Nina genießt ihre neue Klarheit, ihr neues Selbstbewusstsein, die Kraft, jetzt auch mal Nein sagen zu können. Und sie will ihr Leben auf die Reihe kriegen. „Ich habe einfach nur gefeiert und an nichts mehr gedacht. Ich will nicht meine Chancen verpassen und mich kaputt machen, sondern leben.“

Den Absprung hat sie geschafft, und der war hart. „Ich habe nicht erwartet, dass es einfach wird, aber ich muss zugeben: Ich kämpfe gegen die Abhängigkeit.“ Nina überlegt, eine Therapie zu machen. „Solange ich aber clean bleibe und es alleine schaffe, verzichte ich darauf.“ Doch der Weg ist alles andere als locker, denn es soll nicht nur eine kurze Pause werden, sondern ein dauerhafter Zustand der Nüchternheit.

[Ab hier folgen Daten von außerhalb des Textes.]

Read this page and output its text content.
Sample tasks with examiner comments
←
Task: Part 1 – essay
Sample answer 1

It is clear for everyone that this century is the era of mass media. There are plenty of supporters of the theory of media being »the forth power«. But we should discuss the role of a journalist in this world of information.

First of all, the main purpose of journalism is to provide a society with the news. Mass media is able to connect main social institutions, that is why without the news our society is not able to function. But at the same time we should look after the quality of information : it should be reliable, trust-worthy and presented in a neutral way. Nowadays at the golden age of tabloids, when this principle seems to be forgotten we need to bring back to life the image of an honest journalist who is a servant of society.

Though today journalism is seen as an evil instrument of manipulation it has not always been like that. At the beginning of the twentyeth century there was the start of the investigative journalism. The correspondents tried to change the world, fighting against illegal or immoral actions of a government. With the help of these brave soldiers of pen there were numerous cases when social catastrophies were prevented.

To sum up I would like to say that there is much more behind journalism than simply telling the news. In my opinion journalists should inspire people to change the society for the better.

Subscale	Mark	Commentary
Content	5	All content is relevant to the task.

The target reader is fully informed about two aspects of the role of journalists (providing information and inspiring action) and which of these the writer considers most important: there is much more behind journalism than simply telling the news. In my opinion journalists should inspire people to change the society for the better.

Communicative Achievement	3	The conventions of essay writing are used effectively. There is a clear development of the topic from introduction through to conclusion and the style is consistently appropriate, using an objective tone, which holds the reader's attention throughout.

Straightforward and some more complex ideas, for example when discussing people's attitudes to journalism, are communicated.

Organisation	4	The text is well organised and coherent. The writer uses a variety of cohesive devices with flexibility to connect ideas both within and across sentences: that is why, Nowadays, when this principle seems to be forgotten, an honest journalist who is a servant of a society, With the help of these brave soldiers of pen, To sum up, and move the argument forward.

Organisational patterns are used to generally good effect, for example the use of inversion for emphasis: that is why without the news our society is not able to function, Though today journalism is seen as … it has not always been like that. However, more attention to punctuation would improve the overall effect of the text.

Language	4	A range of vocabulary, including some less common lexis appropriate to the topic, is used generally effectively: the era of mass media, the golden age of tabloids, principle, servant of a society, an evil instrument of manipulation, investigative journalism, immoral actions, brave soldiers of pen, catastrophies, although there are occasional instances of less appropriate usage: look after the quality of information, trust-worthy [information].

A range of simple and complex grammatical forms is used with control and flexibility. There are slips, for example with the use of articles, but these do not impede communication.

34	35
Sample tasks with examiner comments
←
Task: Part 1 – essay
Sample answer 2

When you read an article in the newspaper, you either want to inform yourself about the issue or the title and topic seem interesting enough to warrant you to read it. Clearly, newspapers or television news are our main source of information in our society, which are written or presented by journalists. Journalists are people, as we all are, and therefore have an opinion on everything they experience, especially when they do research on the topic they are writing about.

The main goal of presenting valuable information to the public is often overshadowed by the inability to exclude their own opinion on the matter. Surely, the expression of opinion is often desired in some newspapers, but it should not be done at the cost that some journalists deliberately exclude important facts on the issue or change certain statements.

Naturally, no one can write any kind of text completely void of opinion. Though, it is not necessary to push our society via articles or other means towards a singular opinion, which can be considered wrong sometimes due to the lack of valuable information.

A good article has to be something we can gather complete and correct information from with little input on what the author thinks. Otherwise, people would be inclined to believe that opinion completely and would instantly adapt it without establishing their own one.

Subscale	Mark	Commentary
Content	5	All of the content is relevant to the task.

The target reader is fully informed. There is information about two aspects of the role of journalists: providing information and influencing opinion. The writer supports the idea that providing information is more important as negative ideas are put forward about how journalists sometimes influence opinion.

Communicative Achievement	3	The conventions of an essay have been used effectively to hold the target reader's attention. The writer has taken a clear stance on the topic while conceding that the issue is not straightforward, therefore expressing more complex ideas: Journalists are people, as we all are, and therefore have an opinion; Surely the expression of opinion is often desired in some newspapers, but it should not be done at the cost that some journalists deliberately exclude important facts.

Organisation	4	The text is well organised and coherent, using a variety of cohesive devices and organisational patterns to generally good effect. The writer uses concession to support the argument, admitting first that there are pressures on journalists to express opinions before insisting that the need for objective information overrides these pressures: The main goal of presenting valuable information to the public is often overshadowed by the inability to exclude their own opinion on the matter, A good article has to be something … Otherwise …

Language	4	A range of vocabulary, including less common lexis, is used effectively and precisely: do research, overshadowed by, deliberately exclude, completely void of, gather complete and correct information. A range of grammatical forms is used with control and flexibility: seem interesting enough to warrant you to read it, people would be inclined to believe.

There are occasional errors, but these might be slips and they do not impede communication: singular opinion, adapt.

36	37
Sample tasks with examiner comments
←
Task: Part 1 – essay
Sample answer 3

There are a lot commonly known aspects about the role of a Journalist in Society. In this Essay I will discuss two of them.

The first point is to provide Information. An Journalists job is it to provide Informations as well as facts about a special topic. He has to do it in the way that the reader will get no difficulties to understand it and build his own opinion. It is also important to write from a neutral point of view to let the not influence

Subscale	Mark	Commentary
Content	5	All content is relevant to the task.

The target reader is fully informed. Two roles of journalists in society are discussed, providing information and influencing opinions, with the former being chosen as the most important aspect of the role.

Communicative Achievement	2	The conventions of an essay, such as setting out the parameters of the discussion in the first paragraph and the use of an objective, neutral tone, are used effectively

Aber warum hat sie sich auf die Drogen eingelassen? „Ich hatte eine Sehnsucht nach dem Mehr“, erklärt sie kurz, denkt einen Moment nach und ergänzt: „Doch das Mehr habe ich beim Feiern nicht gefunden.“

Heute ist Freitag, und heute beginnt für Berlin ein ganz normales Ausgehwochenende. In den Clubs wird bis in den Mittag getanzt und viele werden suchen und vielleicht für einen Moment finden. Für Nina ist das Suchspiel beendet, sie geht nur noch aus, wenn Freunde auf einer Party sind – „und wenn es mir wirklich gut geht“.

Nina ist schnell erwachsen geworden: durch diese Zeit, durch die von Stroboskopen verzerrten Bilder der Nacht, durch die Begegnungen und durch die Erkenntnis, clean leben zu wollen. Aber gerne hätte sie auf diesen Teufelskreis der Sucht verzichtet.